Last year, the UN Human Rights Council endorsed guiding principles for businesses to ensure that they do not violate human rights during “the course of their transactions”. And also that they provide redress should this occur. “In the event of an investment in perhaps a conflict-afflicted region, or somewhere where the rule of law is not enforced, the guiding principles provide a structure and an approach to going into business there,” Rachel Chambers remarks.
“For example, they require a corporation to do human rights due diligence, which means looking at how their activities have a direct or indirect effect on the human rights of their stakeholders. So this is not just about the people that work for the company, but also the community around them, or those who might protest about their activities.”
Tom Sprange suggests that companies must also pay attention to the Foreign Corrupt Practices Act in the US and the Bribery Act in the UK. “There is certainly something for companies to think about when investing in these countries and trying to take advantage of a lack of rule of law,” he comments.

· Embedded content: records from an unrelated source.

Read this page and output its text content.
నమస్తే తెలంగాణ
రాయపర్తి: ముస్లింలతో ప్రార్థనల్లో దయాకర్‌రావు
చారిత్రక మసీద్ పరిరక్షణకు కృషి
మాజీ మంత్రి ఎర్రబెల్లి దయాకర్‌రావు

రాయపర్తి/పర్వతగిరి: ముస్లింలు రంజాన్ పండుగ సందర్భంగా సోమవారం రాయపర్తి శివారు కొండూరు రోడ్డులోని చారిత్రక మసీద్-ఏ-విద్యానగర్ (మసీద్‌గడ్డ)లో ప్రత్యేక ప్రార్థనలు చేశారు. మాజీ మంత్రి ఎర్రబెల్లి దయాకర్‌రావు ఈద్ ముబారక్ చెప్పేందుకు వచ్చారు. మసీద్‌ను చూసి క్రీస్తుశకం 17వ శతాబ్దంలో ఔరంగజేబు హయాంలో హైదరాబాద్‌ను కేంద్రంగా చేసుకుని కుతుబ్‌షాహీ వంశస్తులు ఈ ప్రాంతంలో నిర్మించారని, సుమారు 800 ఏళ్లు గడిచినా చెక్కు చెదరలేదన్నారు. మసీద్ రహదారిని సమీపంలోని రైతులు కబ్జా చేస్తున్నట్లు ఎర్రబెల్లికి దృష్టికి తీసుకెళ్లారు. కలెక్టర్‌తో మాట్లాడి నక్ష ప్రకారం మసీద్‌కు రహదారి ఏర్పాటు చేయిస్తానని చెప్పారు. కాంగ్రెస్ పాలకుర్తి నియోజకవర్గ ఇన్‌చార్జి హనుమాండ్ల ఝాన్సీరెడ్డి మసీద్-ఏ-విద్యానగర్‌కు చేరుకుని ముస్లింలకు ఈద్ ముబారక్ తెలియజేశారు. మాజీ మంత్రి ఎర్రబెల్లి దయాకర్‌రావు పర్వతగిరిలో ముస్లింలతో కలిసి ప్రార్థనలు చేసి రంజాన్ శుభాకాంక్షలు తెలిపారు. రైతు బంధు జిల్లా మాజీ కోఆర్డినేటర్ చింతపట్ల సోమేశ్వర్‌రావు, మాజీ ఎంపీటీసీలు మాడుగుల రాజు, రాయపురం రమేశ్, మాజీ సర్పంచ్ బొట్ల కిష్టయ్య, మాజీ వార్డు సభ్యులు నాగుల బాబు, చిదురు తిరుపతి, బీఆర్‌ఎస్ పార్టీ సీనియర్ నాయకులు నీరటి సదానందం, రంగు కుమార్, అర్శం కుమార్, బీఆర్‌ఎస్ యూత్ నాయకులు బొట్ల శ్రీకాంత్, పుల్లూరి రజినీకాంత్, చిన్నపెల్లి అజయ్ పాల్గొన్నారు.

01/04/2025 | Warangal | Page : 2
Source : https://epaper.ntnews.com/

Yet they should also seek comfort from the mechanisms that are available to protect their investments. The growing prevalence of Bilateral Investment Treaties (BITs) delivers a clear structure to companies to seek redress if their rights are not observed by the host state. “Even if the government’s actions are perfectly legal under its own domestic legal order, nevertheless there are still in principle remedies available and compensation under BITs,” Sophie Lamb says.
And what of the rights of workers and employees that are sent overseas to work? Jessica Gladstone suggests that all corporates have a duty of care to their employees, but that it has to be viewed within the “realistic context of what you are trying to do”.
When Wendy Miles travelled to South Sudan as part of the firm’s work in the Abyei arbitration, she was faced with the inherent dangers of travelling in a country that had very primitive infrastructure and comparatively unreliable, if not dangerous, transportation vehicles. Her life insurance cover did not cover the 10-day trip, so she was forced to take out a supplementary policy.
“There is a degree of risk in this work,” she explains. “It’s cutting-edge, exciting, seat-of-the-pants stuff, but gosh, you as the lawyer popping over for 10 days is nothing compared to what these people are living through. And if you are able to contribute something of your skill in that time, then I think it is a risk worth taking.”
Lorraine Brennan says that companies and workers also need to be sensitive to the culture and ideals of a foreign jurisdiction. She also adds that Western views on human rights do not always sit comfortably.
She explains that when she taught in China for five years, she was observed closely by government figures and had her internet sensored. “I had to accept that as one of the terms of going there, I couldn’t take my American first amendment free speech notions over to mainland China and say that you have to respect them – they don’t. I had to understand that I had to respect their law and that I couldn’t impose my own culture and my law on them.”
It is this kind of understanding and sensitivity that will be integral to the further development and success of international law and human rights throughout the globe.